Around 28% of NPFA’s equity portfolio is in foreign equities and a quarter in Japanese equities, he tells AsianInvestor.
MSCI does not set a target level for volatility of the index, but the benchmark generally reduces realised volatility by 20-25%, says Shanghai-based Niggli (see graph). It is branded for local investors as the MSCI Nihonkabu Index, which translates as "MSCI Japanese Stock Index".
The size of the mandate was not disclosed, nor were the names of firms pitching for it. Major players in the passive equity management space include Japanese trust banks and US firms BlackRock, Northern Trust, State Street Global Advisors and UBS Global Asset Management.
The index is customised to exclude real estate investment trusts, because Japanese rules separate Reits from stocks, which means Japanese public pensions cannot invest in Reits in an equity product.
NPFA’s move continues a rising global trend among institutional investors to allocate more to passive investments using alternatively weighted indices, in this case risk premia benchmarks.
A few Japanese corporate pension plans have awarded mandates for minimum-volatility passive equity portfolios based on MSCI’s Kokusai (World ex-Japan) index, says Niggli, but he declined to provide names.
In May, Taiwan’s $43 billion Labor Pension Fund chose MSCI as the benchmark provider for passively managed global minimum-volatility equity portfolios totalling $1.5 billion.

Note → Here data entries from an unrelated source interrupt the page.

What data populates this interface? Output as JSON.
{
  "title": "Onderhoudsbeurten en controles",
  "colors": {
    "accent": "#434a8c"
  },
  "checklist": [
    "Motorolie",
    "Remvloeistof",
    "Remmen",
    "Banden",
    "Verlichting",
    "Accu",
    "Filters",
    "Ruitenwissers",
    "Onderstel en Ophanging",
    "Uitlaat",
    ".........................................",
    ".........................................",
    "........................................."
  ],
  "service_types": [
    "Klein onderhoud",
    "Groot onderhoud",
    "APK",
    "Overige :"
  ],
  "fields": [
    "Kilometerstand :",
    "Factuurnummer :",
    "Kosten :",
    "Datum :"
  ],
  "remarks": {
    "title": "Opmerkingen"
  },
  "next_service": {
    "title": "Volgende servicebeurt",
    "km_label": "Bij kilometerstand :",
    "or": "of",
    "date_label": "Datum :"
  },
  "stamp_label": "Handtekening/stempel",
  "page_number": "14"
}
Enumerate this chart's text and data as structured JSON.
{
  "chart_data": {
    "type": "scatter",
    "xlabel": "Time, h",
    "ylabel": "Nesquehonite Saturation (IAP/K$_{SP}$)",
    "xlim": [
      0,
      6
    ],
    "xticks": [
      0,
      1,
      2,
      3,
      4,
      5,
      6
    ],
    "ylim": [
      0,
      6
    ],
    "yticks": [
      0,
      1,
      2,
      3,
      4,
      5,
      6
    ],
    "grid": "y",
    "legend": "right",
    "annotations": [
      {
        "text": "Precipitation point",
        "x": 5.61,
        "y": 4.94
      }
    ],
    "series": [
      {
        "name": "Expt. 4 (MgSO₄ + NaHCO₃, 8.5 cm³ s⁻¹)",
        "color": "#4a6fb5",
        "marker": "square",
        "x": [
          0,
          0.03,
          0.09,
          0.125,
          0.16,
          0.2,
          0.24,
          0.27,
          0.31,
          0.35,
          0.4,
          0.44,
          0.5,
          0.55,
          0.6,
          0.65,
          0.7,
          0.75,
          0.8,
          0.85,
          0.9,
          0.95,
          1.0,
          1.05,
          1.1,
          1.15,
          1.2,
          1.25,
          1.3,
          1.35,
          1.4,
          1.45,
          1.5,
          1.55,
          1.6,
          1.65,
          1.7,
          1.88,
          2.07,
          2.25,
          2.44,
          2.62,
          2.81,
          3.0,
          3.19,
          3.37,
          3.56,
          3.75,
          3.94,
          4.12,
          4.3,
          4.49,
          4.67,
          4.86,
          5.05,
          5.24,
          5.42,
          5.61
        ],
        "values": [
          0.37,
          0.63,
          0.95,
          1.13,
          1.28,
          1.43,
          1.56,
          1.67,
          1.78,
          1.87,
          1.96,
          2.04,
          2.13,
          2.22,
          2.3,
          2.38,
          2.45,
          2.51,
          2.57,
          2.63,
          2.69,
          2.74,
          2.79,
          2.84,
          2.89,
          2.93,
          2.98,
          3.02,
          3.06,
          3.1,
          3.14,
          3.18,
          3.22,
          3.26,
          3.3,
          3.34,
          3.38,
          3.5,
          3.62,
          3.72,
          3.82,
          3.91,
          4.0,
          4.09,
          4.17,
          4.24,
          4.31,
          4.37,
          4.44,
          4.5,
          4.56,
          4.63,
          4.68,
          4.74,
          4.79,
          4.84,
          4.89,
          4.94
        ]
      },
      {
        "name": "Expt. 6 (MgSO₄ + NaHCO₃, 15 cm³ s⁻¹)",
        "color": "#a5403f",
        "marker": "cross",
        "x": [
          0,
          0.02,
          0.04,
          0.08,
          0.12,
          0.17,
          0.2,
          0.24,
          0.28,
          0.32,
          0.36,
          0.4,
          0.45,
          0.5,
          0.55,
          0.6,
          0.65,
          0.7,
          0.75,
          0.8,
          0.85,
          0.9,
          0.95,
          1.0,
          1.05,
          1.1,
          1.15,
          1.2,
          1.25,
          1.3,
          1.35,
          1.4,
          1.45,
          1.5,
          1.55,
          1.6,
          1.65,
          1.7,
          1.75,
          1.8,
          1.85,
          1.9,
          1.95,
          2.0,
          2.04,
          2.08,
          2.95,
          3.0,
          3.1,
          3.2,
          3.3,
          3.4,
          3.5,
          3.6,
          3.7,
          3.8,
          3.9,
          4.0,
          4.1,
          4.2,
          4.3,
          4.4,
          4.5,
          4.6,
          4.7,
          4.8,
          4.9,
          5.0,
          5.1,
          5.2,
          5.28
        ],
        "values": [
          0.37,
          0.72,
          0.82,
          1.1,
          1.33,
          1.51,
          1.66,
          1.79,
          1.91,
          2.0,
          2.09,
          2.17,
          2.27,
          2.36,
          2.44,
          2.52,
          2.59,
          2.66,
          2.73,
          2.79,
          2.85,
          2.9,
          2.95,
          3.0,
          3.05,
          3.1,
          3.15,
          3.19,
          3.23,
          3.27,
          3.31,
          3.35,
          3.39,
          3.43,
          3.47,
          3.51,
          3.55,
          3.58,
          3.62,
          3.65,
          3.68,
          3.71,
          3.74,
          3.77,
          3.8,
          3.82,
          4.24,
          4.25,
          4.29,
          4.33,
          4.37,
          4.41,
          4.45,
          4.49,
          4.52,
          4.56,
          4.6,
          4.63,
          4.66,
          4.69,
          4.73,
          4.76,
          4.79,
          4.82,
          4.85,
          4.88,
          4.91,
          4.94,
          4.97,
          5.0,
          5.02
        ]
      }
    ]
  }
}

Moreover, Northern Trust and Mitsubishi/UFJ Trust Bank have been running passive funds based on the MSCI Kokusai Minimum Volatility Index since September. And Niggli says other managers are close to launching the same using MSCI Kokusai Risk Weighted Index.
“There is a strong demand among Japanese investors for passive, alternative beta products for both Japanese and foreign equity,” he notes. “The strongest demand so far is for minimum volatility strategies for their effectiveness on risk reduction while still fully invested in equity.
"But long term, we believe it is important to diversify across risk premia,” he adds.
Flows from Japanese institutions into mandates referencing MSCI risk premia benchmarks have been very small so far, notes Niggli, but are starting to grow.
The amount of assets run in passive equity mandates is rising, he points out. An estimated 50-60% of the equity allocations of big defined benefit pension plans and sovereign funds is run passively now, from less than 40% five to 10 years ago. “There’s been a big swing on the institutional side [towards passive investing],” notes Niggli.
MSCI launched its minimum-volatility series in 2008 for a range of indices and has since been discussing their uses with pension funds, he adds.
Institutions elsewhere have also been making moves to use alternatively weighted index strategies. Last year Korea Investment Corporation invested $900 million into three FTSE index products based on the strategies of active managers, as reported by AsianInvestor.
Launched in 2008, MSCI’s Risk Premia Index Series also contains the Value Weighted Index, Risk Weighted Index and Equal Weighted Index. These are applied to the standard underlying indices such as MSCI Japan and MSCI World.
Meanwhile, MSCI on Monday launched the MSCI China A 50 Index, a tradable proxy for the broader MSCI China A Index, its parent. The benchmark is composed of the largest 50 constituents of the parent, ranked by domestic free float-adjusted market cap.